Él fingió no haberlo notado.
—Catalina aterroriza a mis padres.
—¿Y a ti no?
—A mí también, pero cuando ella les señala sus debilidades y defectos, ellos reaccionan a la defensiva.
—¿Y qué haces tú? —él deslizó un pie hasta el fondo de la bañera y se encontró con el sedoso tobillo de ella, al que
propinó un suave empujón.
—Reconozco humildemente que tiene razón y prometo esforzarme más la próxima vez.
—No me dejes así —Pedro volvió a empujarla ante su repentino silencio—. ¿Cuál ha sido su última crítica sobre ti?
—Digamos que no le gustan los vestidos de dama de honor.
La pequeña Catalina pensaba que la boda de su hermana con él era una mala idea.
No. Ella se refería a la boda de su hermana con Matias.
—Me temo que si los Chaves y los Alfonso se fusionan —el recuerdo lo irritó—, tendré mi propia dosis de Catalina. ¿Tiene aspiraciones dentro de la empresa de tu padre?
—Sus aspiraciones consisten en conquistar el mundo. Paz global para las masas y Justin Timberlake para todas las adolescentes —ella movió de nuevo la pierna y rozó con su sedosa piel la rugosa pierna de Matias—. En serio, yo la veo como la directora ejecutiva de Chaves en un futuro no muy lejano.
—¿Y qué pasa contigo? —él se estiró un poco más para poder enganchar el tobillo de ella con su pie. Estaban enlazados, pero a ella no parecía molestarle.
—¿Qué pasa conmigo?
—¿Tienes algún interés en implicarte en el negocio familiar? —¿era su imaginación o ella parecía estar sin aliento?

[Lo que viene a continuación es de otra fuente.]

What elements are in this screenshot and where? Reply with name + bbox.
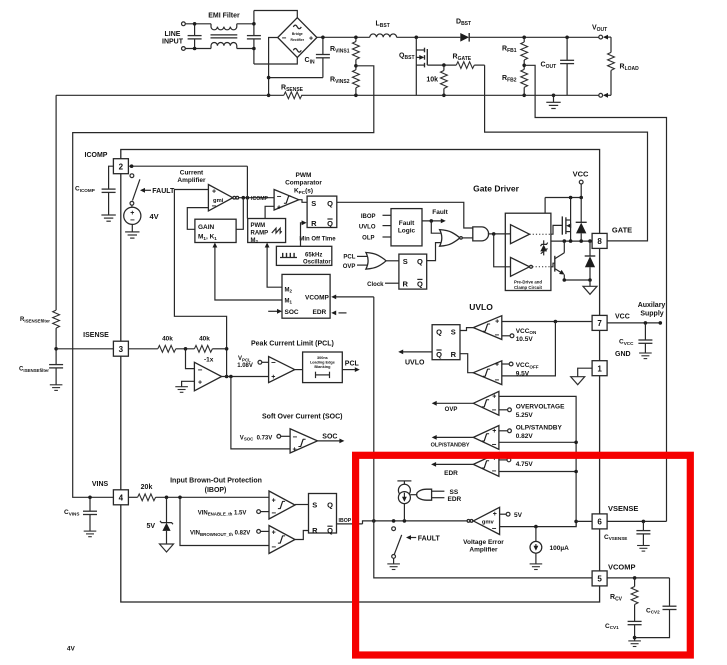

—Estás de broma, ¿no? —Paula rió—. Mi padre no encontraría ninguna utilidad en Chaves Industries para mis conocimientos de español y francés.
¿Qué pasaba con el alemán? ¿También hablaba ella alemán? Pedro tuvo que recordarse que su intención era sonsacar cualquier cosa que ella supiera sobre los negocios de su hermano, no concentrarse en encontrar la pierna de Paula bajo el agua.
—Paula…
—No me digas que te sorprende. Seguro que mi padre ya lo ha dejado claro. La primera y única vez que aprobó algo hecho por mí fue cuando accedí a casarme con Matias Alfonso.